The Contemporary Art Museum St. Louis is proud to present an exhibition of works by American artist Richard Artschwager in the first focused look at the artist’s exploration of rubberized horsehair. Working across all media, Artschwager has long specialized in the relationship between perception and deception. This exhibition focuses on a material he has used throughout his career to explore the tactility of the visual experience: rubberized horsehair. These unusual works, produced over a thirty-year period, depart from the crisp lines and sharp forms of his better-known Formica furniture works, blurring the clarity of sculptural form and throwing the object out of focus. They allow for what the artist has called a “perfect imprecision.” A material commonly found in upholstery, rubberized horsehair is typically hidden from view underneath the soft edges of a sofa. Here, Artschwager reverses the relationship between an object and its raw materials, asking the inner-body of an object to become its own surface.
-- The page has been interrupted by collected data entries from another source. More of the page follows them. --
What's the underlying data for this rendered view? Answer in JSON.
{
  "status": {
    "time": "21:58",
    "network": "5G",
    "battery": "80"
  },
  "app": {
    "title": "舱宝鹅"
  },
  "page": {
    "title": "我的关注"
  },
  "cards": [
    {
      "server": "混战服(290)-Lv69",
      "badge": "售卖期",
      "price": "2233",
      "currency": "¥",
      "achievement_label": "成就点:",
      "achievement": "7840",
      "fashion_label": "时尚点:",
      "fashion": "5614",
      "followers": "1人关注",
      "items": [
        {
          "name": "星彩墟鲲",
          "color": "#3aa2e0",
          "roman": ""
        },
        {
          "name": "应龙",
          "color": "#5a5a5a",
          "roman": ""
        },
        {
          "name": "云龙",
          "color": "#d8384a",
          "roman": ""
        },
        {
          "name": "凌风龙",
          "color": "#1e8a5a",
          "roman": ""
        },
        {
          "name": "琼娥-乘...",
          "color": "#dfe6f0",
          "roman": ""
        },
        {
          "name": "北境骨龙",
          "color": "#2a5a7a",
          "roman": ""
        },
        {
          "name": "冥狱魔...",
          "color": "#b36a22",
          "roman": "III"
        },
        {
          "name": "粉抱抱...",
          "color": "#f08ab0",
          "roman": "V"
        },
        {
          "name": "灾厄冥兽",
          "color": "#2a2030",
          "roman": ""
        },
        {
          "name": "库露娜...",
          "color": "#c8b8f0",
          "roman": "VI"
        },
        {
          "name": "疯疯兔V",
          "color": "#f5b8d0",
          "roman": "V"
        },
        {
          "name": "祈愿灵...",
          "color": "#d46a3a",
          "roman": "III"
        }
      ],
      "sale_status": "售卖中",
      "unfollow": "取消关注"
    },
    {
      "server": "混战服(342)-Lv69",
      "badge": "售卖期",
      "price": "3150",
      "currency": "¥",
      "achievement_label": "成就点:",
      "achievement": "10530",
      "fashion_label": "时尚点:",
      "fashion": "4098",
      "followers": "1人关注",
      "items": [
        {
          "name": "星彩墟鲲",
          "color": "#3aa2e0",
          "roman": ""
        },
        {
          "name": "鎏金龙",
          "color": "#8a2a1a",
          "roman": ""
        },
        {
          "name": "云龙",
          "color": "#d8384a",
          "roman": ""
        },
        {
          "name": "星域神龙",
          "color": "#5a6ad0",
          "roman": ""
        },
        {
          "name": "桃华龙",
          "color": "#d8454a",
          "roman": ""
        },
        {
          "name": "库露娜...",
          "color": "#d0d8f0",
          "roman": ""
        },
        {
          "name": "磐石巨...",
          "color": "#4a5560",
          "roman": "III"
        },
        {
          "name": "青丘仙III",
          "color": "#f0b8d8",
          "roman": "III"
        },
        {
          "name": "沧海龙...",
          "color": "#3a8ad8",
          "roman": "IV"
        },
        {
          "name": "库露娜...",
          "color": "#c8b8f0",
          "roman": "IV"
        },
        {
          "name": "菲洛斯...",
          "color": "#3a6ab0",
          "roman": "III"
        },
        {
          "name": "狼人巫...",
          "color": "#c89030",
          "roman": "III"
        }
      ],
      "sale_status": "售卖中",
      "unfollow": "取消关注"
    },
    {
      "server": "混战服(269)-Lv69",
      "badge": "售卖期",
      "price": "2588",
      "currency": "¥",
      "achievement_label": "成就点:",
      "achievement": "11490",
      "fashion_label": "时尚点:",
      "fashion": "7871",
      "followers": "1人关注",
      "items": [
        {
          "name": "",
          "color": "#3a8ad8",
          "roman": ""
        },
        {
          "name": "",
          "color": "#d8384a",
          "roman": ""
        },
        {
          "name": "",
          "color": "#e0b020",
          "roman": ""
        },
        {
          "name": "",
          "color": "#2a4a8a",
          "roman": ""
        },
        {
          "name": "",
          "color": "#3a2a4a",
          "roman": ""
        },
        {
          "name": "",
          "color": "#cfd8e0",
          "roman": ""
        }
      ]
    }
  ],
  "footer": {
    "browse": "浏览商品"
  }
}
His hairy silhouettes of life-size human figures seem to dance, float, climb, and rejoice; yet they remain faceless and out of reach. With forms that manage to be both recognizable and nameless at the same time, Artschwager complicates our sense of perception, rendering the accessible inaccessible.

Richard Artschwager: Hair is organized for the Contemporary Art Museum St. Louis by Anthony Huberman, Chief Curator.